Over the next few weeks, as movie fans in festive moods flock to the latest releases, they may encounter picket lines at theaters in several U.S. cities.
The pickets, urging a boycott of Regal Cinemas outlets across the country, were organized by IATSE officials to protest what they said were the “union-busting” tactics of the chain. In recent months, they said, IATSE members employed as projectionists by Regal in Fort Wayne, Ind., Akron, Ohio, and Richmond, Va., have been fired. In addition, employees in Youngstown, Ohio, are having to choose between a “deplorable” severance package and a drastic wage reduction, union spokesman Joseph Rice said.
Kicking off the boycott, rallies were held over the Thanksgiving weekend at theaters near Los Angeles — in areas including Whittier, Moorpark, El Cajon, Rancho Palos Verdes and San Bernardino — as well as in Philadelphia, Atlanta, Cleveland, Richmond, Fort Wayne, Indianapolis, Ind., and Akron. Other rallies were held Saturday in Orlando and Fort Lauderdale, Fla., the union reported. Pickets went up in those and other cities, and IATSE president Thomas C. Short said that as many as 20% of potential patrons decided not to cross them. The company disputed the figure.
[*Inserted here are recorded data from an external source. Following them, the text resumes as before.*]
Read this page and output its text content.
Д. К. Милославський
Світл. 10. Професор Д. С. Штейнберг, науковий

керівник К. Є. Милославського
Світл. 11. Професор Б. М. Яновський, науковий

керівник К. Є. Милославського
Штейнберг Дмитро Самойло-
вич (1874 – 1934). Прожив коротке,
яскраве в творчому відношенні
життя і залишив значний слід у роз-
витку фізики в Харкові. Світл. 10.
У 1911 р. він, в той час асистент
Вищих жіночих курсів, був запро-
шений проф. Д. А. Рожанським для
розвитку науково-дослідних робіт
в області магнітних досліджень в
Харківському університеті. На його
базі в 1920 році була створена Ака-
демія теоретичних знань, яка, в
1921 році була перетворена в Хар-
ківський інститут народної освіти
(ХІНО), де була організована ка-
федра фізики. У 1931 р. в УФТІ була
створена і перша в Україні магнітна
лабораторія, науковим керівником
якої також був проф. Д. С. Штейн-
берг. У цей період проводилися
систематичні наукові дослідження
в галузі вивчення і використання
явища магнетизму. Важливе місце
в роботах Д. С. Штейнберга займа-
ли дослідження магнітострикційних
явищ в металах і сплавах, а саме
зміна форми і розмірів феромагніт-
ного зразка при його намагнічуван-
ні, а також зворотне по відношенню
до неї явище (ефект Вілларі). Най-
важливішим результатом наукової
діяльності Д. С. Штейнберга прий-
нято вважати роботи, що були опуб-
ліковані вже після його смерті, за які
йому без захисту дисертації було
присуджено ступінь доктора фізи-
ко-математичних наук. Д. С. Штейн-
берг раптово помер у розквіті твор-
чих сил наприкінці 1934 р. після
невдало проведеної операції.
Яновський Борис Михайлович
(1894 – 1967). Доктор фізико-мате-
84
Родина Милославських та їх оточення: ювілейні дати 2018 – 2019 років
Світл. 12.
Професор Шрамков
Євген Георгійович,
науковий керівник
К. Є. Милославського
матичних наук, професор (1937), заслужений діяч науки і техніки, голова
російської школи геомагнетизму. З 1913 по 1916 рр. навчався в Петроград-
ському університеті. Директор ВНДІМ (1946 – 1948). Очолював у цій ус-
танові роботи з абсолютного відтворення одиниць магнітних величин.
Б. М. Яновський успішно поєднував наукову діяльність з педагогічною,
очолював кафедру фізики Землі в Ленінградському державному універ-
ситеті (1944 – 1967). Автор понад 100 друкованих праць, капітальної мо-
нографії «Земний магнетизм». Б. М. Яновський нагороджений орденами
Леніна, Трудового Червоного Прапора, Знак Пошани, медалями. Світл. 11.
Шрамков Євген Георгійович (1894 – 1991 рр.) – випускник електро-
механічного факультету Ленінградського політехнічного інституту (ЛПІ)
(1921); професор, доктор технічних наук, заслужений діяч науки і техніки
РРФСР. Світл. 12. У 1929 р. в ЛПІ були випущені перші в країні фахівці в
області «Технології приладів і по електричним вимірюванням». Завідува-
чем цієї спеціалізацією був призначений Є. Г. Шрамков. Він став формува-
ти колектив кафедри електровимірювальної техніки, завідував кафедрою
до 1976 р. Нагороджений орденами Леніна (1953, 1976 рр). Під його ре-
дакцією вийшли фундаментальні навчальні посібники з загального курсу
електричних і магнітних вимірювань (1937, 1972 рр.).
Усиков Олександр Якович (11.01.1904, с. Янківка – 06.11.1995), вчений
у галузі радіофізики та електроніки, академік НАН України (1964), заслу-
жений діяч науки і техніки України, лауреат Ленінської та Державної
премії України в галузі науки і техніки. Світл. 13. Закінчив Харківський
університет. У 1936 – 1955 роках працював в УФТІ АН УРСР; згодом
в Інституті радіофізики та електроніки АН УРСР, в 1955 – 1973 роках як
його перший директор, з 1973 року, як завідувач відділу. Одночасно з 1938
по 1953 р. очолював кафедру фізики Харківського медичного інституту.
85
“It had no effect on business,” Regal spokesman Greg Dunn said Tuesday from the company’s headquarters in Knoxville, Tenn. “We had nobody turn away because of the pickets.”
Dunn said Regal had reached agreement with projectionists in Cleveland and extended their contracts for two years. In Fort Wayne, he said, several projectionists “were offered severance packages and positions elsewhere as manager-operators, but they declined — they wanted to be projectionists.” The Fort Wayne employees filed three unfair-labor-practice complaints with the National Labor Relations Board, but they were dismissed.
The dispute flows from the increasingly automated function of projecting motion pictures onto a screen. “The technology has changed immensely,” Dunn said. “It’s not as skilled as it once was. One manager-operator can run 16 screens at one time.”
Last week, Rev. Jesse Jackson joined Short at a news conference in Chicago held to announce the boycott. “We will not let Regal rest until they treat the workers right,” Jackson said. Pickets and rallies are planned through the holiday season, according to union spokeswoman Karen Pizzuto.
Regal, with 2,222 screens at 251 locations in 22 states, is a major player. The company reported record revenues of $269.8 million in 1996.